Pero los discípulos se creen con la autoridad de evitarlo. Y el Maestro no lo consiente, pues Él es el Camino para llegar al Padre. Así se lo dirá a uno de los discípulos: “Nadie va al Padre si no es a través de mí” (Jn 14,6). Los niños encuentran en Jesús el mejor camino para descubrir su filiación divina. Al mismo tiempo, los adultos –de modo especial, los padres– están llamados a facilitar ese encuentro, de modo que también ellos redescubren esa misma filiación: “El que reciba en mi nombre a uno de estos niños, a mí me recibe; y quien me recibe, no me recibe a mí, sino al que me ha enviado” (Mc 9,37).
Es conmovedor fijar la mirada en Jesús rodeado de niños, jugando con ellos, sonriéndoles, preguntándoles sus nombres, su edad...; instruyéndoles para que sean buenos hijos de sus padres, buenos hermanos…; y hablándoles de su Padre del Cielo. Una escena terrena y celestial a la vez: aquel momento fue una clara manifestación de lo que ha de ser en la tierra el Reino de los Cielos, y un reflejo de cómo será ese reino en el más allá para aquellos que en la tierra se han comportado como niños delante de Dios. Por eso acogemos con humildad la advertencia de San Josemaría: “No olvides que el Señor tiene predilección por los niños y por los que se hacen como niños” (Camino, n. 872).
Los niños entre otras cosas son un gran ejemplo de lo que debe ser la fidelidad, ellos nos muestran como debe ser esta virtud que en los infantes es natural y que de mayores es fundamental para vivir en familia, en la sociedad o entre los amigos.
La fidelidad es la virtud que surge en medio de las relaciones entre personas –y por eso también con Dios– cuando una confía en el amor de la otra.
" Quién no echa una mirada al sol cuando atardece? ¿Quién quita sus ojos del cometa cuando estalla? ¿Quién no presta oídos a una campana cuando por algún hecho tañe?». Estas preguntas se hacía un poeta inglés del siglo XVII al reconocer que dirigimos nuestra atención hacia aquellos sucesos –como el firmamento o la música– no como algo impersonal, como si surgiera del azar. Al detectar que detrás de todas esas experiencias siempre hay alguien, un otro involucrado, al vislumbrar que siempre esconden una relación, al menos ofrecida, concluía: «Ningún hombre es una isla entera por sí mismo (…). Por eso, nunca preguntes por quién doblan las campanas; doblan por ti»[1].
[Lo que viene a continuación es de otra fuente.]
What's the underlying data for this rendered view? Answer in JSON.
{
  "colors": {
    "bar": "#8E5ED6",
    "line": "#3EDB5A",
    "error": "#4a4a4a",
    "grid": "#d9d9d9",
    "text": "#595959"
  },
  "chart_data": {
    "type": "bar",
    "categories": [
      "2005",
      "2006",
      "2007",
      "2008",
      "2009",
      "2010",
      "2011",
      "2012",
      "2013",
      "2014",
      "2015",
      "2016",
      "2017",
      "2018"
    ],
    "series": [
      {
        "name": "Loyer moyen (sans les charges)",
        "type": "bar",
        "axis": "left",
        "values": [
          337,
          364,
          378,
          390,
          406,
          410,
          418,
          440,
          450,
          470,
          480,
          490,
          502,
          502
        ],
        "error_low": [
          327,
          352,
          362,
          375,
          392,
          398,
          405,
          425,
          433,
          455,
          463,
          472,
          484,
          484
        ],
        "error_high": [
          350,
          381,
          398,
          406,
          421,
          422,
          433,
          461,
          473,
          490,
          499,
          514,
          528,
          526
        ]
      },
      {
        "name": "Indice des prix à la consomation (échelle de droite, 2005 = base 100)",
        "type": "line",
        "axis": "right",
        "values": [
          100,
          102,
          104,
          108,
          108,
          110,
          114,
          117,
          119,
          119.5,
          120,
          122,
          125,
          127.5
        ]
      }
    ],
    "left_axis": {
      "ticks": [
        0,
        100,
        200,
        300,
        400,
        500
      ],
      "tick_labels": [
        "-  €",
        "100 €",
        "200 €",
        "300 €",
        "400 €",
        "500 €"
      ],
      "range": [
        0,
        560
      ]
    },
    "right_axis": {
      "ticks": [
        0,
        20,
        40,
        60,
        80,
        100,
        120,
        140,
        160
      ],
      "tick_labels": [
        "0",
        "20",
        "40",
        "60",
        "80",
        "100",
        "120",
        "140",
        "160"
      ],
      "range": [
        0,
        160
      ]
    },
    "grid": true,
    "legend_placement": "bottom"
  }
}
Espiral que es elevada entre dos
Todos componemos un tejido de relaciones que nos ha acogido y nos ha sostenido en este mundo. Y es precisamente allí, en esos vínculos personales, en donde la fidelidad puede surgir. Aunque el término fidelidad sea utilizado a niveles muy distintos, «especialmente relevante –escribe el Prelado del Opus Dei– es considerar la fidelidad en la relación entre personas, en su aspecto más humanamente profundo»[2]. Nos necesitamos unos a otros no solo para la supervivencia material, sino para ser felices. «Por el hecho de ser animal social, un hombre le debe naturalmente a otro todo aquello sin lo cual la conservación de la sociedad sería imposible», empieza diciendo santo Tomás de Aquino. Es verdad que el primer apoyo que requerimos suele ser de tipo material, o de supervivencia, pero necesitamos también sostenernos mutuamente en nuestro camino hacia el futuro, sabernos parte de una misma cadena que se extiende hacia adelante con esperanza. Por eso, continúa el santo: «La convivencia humana no sería posible si los unos no se fían de los otros»[3].
Se ha dicho que nuestra época se caracteriza más por la búsqueda personal de una autonomía total que por reconocer que nuestras acciones están ligadas a quienes nos rodean; se ha dicho también que preferimos la ilusión de ser totalmente autosuficientes, antes que reconocernos necesitados de los demás. Las actitudes que nos empujan hacia el aislamiento –y que encontramos en mayor o menor medida dentro de nosotros– son una primera grieta que debemos sortear al hablar de fidelidad.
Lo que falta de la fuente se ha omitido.